The success of the Elizabethans in health care encouraged vocations from local communities. By 1922 the membership increased to 34. The number steadily grew, reaching the highest level of 107 in 1957. The increase in numbers never offset the increasing demand for health care services, which meant many sisters sacrificed their sleep to work long days. Another major obstacle facing the order was insufficient income. Religious who owned their own hospitals were not paid salaries and they received only a 50-cent per day grant for each patient. Other income came from the generosity of patrons, local taxation and a $2 per day fee for patients. However, funds from municipalities largely dried up during the Depression and most patients could not afford their fees. Some paid their hospital bills with produce or meat raised on a farm. A farm and garden operated by the sisters provided food for the hospital and themselves.
A major break came in 1945 when the province began paying for all hospital services that met government criteria. For the first time, the Elizabethans had a reliable source of income.
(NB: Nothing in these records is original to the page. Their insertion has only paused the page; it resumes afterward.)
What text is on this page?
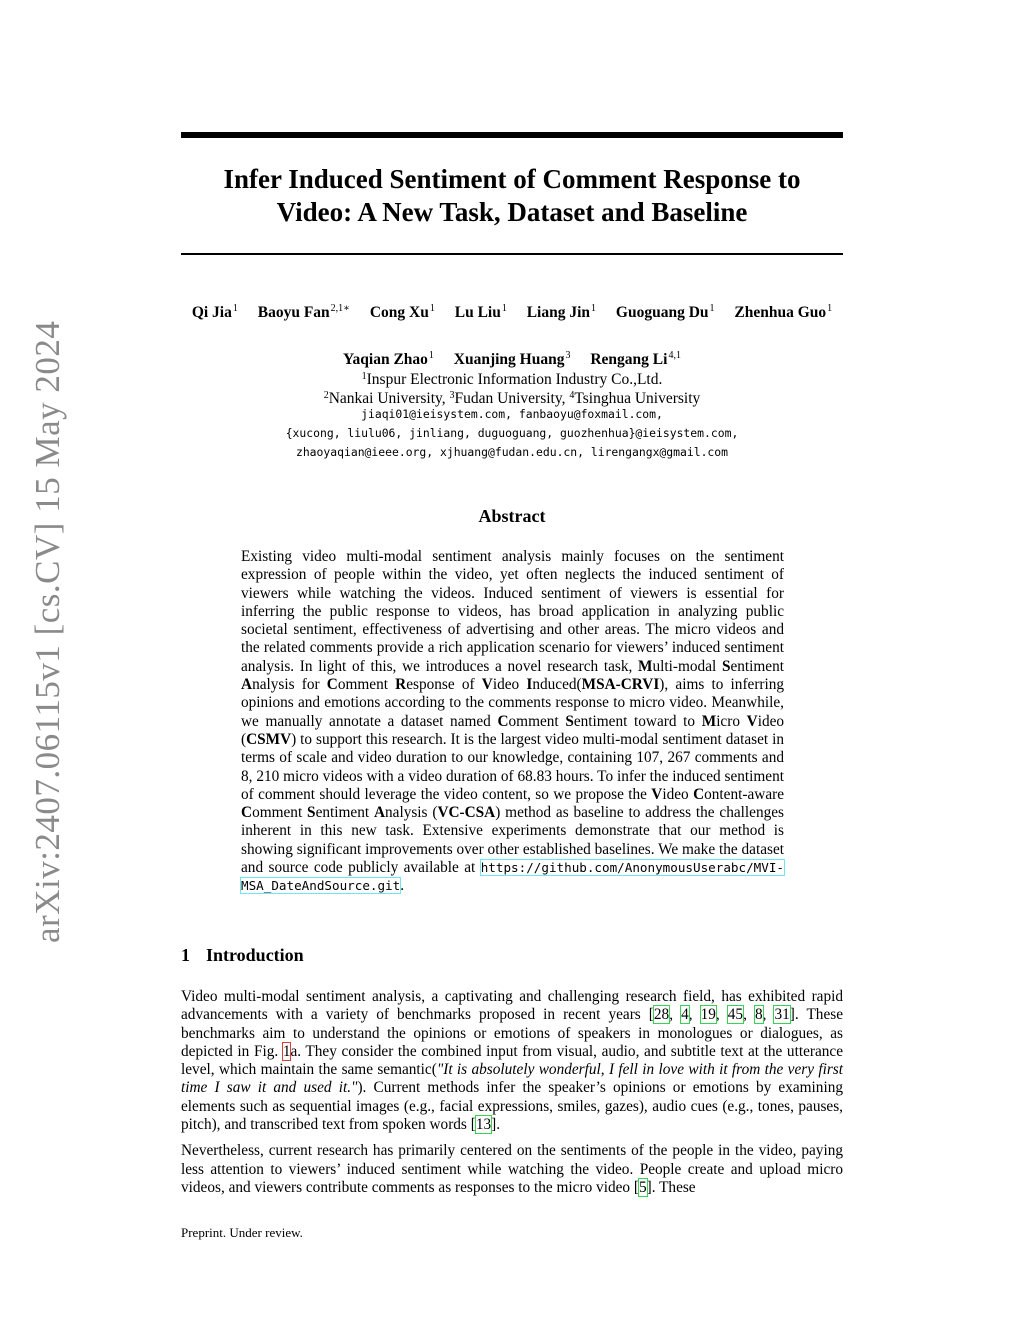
arXiv:2407.06115v1 [cs.CV] 15 May 2024
Infer Induced Sentiment of Comment Response to
Video: A New Task, Dataset and Baseline
Qi Jia$^1$ Baoyu Fan$^{2,1∗}$ Cong Xu$^1$ Lu Liu$^1$ Liang Jin$^1$ Guoguang Du$^1$ Zhenhua Guo$^1$
Yaqian Zhao$^1$ Xuanjing Huang$^3$ Rengang Li$^{4,1}$
$^1$Inspur Electronic Information Industry Co.,Ltd.
$^2$Nankai University, $^3$Fudan University, $^4$Tsinghua University
jiaqi01@ieisystem.com, fanbaoyu@foxmail.com,
{xucong, liulu06, jinliang, duguoguang, guozhenhua}@ieisystem.com,
zhaoyaqian@ieee.org, xjhuang@fudan.edu.cn, lirengangx@gmail.com
Abstract

Existing video multi-modal sentiment analysis mainly focuses on the sentiment expression of people within the video, yet often neglects the induced sentiment of viewers while watching the videos. Induced sentiment of viewers is essential for inferring the public response to videos, has broad application in analyzing public societal sentiment, effectiveness of advertising and other areas. The micro videos and the related comments provide a rich application scenario for viewers’ induced sentiment analysis. In light of this, we introduces a novel research task, Multi-modal Sentiment Analysis for Comment Response of Video Induced(MSA-CRVI), aims to inferring opinions and emotions according to the comments response to micro video. Meanwhile, we manually annotate a dataset named Comment Sentiment toward to Micro Video (CSMV) to support this research. It is the largest video multi-modal sentiment dataset in terms of scale and video duration to our knowledge, containing 107, 267 comments and 8, 210 micro videos with a video duration of 68.83 hours. To infer the induced sentiment of comment should leverage the video content, so we propose the Video Content-aware Comment Sentiment Analysis (VC-CSA) method as baseline to address the challenges inherent in this new task. Extensive experiments demonstrate that our method is showing significant improvements over other established baselines. We make the dataset and source code publicly available at https://github.com/AnonymousUserabc/MVI-MSA_DateAndSource.git.

1 Introduction

Video multi-modal sentiment analysis, a captivating and challenging research field, has exhibited rapid advancements with a variety of benchmarks proposed in recent years [28, 4, 19, 45, 8, 31]. These benchmarks aim to understand the opinions or emotions of speakers in monologues or dialogues, as depicted in Fig. 1a. They consider the combined input from visual, audio, and subtitle text at the utterance level, which maintain the same semantic("It is absolutely wonderful, I fell in love with it from the very first time I saw it and used it."). Current methods infer the speaker’s opinions or emotions by examining elements such as sequential images (e.g., facial expressions, smiles, gazes), audio cues (e.g., tones, pauses, pitch), and transcribed text from spoken words [13].

Nevertheless, current research has primarily centered on the sentiments of the people in the video, paying less attention to viewers’ induced sentiment while watching the video. People create and upload micro videos, and viewers contribute comments as responses to the micro video [5]. These

Preprint. Under review.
Federal health grants, beginning in 1948, provided funds for hospital construction. Government regulations, in 1960, forced the sisters to purchase their hospital food and sell their farm. The loss of the food supply was offset in 1962 with the medicare plan that paid salaries to all hospital workers and that now included the sisters.
The expertise of the sisters expanded beyond nursing. They worked in other centres and communities as administrators in nursing homes, as well as catechists and teachers, cooks, bakers, launderers and missionaries. During the 1980s, they began to withdraw from many programs due to a decreasing and aging membership. Changes in government regulations affected their role in health care. In 1993, St. Joseph’s Hospital in Macklin was closed and it opened in 1996 as an integrated health care facility that is now governed by the Catholic Health Care Corporation. St. Michael’s Hospital in Cudworth closed in 1998 and in 1999 it reopened as an assisted living centre that is owned by the local municipality. In 2000, ownership of St. Elizabeth’s Hospital was transferred to the Saskatchewan Catholic Health Corporation. In 2007 the hospital became public. The convent and property, once owned by the Elizabethans, was sold in 2014 to the City of Humboldt.
SISTERS OF ST. ELIZABETH — The stained-glass window, created by Sister Salesia Zunti, OSE, appears to emit rays of divine love. It was originally displayed in the dining room of the convent of the Order of the Sisters of St. Elizabeth (OSE) in Humboldt. The window expresses how the Franciscan Sisters of St. Elizabeth live the Gospel with a simple and joyful heart. The Tau (T) or Franciscan cross is prominent in the centre. It indicates that one is chosen or has freely chosen to be a follower of the Lord. Superimposed on the Tau are the letters OSE, Order of St. Elizabeth. The letters link the sisters with their European heritage and identify them as Elizabethans. The rose symbolizes the miracle God worked for St. Elizabeth because of her concern for the poor. The rose is also a symbol of reverence for life. (Paproski photo)
Paproski, a historian of St. Peter’s Abbey, gathered information for the article from: The Prairie Does Flourish, Sisters of St. Elizabeth, by Joan Eyolfson Cadham, and A Journey of Faith: St. Peter’s Abbacy, 1921-1996, published by the Muenster diocese.